1.2.6.4. Syllabus organizing
Munby (1984:59) points out that organizing a syllabus means that “decisions
are made about the clustering or grouping of content into learning units, about
grading and sequencing, introduction and recycling, etc.” (cited in Read, 1984:59).
Richard, Platt and Webber define grading as “the arrangement of the content
of a language course or textbook so that it is presented in a helpful way. Gradation
would affect the order in which words, word meanings, tenses, structures, topics,
tasks, skills are presented. Gradation may be based on the complexity of an item, its
frequency in written or spoken English, or its importance for the learner.” (Richard,
Platt and Webber 1985:125).
In the same way, sequencing of content can be seen as the marking out of
subject matter along a path of development. The criteria for sequencing content in a
syllabus would be related to "simplicity" or "complexity" of structures if the
syllabus represents a view of language as a formal system. On the other hand, the
"usefulness" or frequency" criteria would be effective if the syllabus represents a
functional view of language.
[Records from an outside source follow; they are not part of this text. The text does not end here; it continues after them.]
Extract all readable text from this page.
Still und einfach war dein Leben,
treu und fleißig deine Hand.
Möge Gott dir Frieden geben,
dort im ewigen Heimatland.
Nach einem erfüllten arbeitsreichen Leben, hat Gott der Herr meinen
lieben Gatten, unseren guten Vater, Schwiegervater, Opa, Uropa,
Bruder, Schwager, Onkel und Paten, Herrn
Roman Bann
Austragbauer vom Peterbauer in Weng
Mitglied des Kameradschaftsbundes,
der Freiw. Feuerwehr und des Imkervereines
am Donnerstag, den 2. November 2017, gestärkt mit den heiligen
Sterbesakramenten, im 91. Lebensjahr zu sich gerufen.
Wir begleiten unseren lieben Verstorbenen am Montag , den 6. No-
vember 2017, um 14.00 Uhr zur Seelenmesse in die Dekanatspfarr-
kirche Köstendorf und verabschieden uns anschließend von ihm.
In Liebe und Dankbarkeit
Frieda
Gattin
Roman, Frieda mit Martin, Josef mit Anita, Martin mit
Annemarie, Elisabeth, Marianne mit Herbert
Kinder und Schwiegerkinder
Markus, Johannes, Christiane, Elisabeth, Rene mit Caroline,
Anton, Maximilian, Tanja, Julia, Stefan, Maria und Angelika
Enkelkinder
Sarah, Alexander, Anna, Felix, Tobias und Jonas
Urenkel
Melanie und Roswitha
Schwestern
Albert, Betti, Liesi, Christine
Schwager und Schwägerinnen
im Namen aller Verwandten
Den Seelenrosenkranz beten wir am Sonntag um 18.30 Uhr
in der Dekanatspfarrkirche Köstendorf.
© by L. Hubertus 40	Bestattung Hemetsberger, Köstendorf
The syllabus sequenced on a particular view of
learning may have to start with subject matter which is easier, more urgent and
more familiar to the learner before moving on to something which is more difficult,
less urgent and unfamiliar. That is why Wilkins states that staging and sequencing
should be carried out according to the criteria of simplicity, regularity, frequency
and contrastive difficulty (Wilkins, 1976:8).